After praying that God would preserve the Queen and asking the crowd to join him in prayer, he begged God to forgive his enemies. He then removed his gown and ruff and knelt at the block, looking up at the sky and saying the Lord's Prayer. After forgiving the executioner, who knelt in front of him, Essex repeated the Creed and then took off his doublet, as it was covering his neck, to display a waistcoat of scarlet, the colour of martyrs. He laid himself on the block, stretched out his arms and prayed, "Lord be merciful to Thy prostrate servant… Lord, into Thy hands I commend my spirit." After repeating two verses of Psalm 51, he could take no more and cried out, "Executioner, strike home!". The executioner swung his axe to behead Essex, but, unfortunately, it took three blows to sever his neck. When the deed was finally done, the executioner held the head aloft, shouting, "God save the Queen!"

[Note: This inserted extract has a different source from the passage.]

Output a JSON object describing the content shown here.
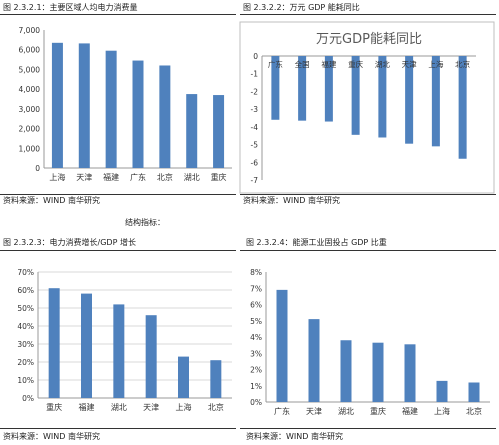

Re: the charges of favouring Catholics (i.e., being lenient with them): One of the Earl's main conspirators was a Catholic, Sir Christopher Blount, who was educated at Louvain by William, later Cardinal, Allen. He had been a member of the Robert Dudley, the Earl of Leicester's household--in spite of Leicester's staunch Calvinism--and he married Leicester's widow, the Earl of Essex's mother, Lettice Knollys Devereux Dudley, aka the Countess of Leicester, the title she kept after marrying Blount. Since Elizabeth I had never been pleased with Leicester and Lettice marrying, since he was HER Favourite, she was not happy that Lettice was happily married again. Blount would be executed on March 18, 1601.

As this website points out, however, there were several other Catholics engaged in the plot:

Amount the handful who supported Essex either openly or covertly were the seven Catholics mentioned here: Robert Catesby, Thomas Winter, John and Christopher Wright, Thomas Percy, John Grant and Francis Tresham. Robert Catesby, even though he had been previously arrested on suspicion in 1596 during an illness of Queen Elizabeth - a stomach complaint at first diagnosed as a catholic attempt to poison her - was imprisoned after being wounded during the short battle at Essex house. He was released later on payment of a fine of £3000. Francis Tresham only escaped a charge of treason by a bribe of £1000 to Lady Catherine Howard. In addition, some payment was probably given to Egerton and the Lieutenant of the Tower, Lord Thomas Howard, before the pardon could be procured. Records of Sir Thomas Tresham indicate the reverberation of Francis' incarceration. He was forced to sell a number of properties in order to come up with the £2000 fine. It has also been questioned whether he assisted in paying some of Robert Catesby's fine also. The others were fined lesser amounted depending on the degree of participation with Essex.


Those seven--and others--would then participate in the Gunpowder Plot at the beginning of James I's reign. Had the Earl of Essex promised them leniency with the Recusant Laws if his coup succeeded?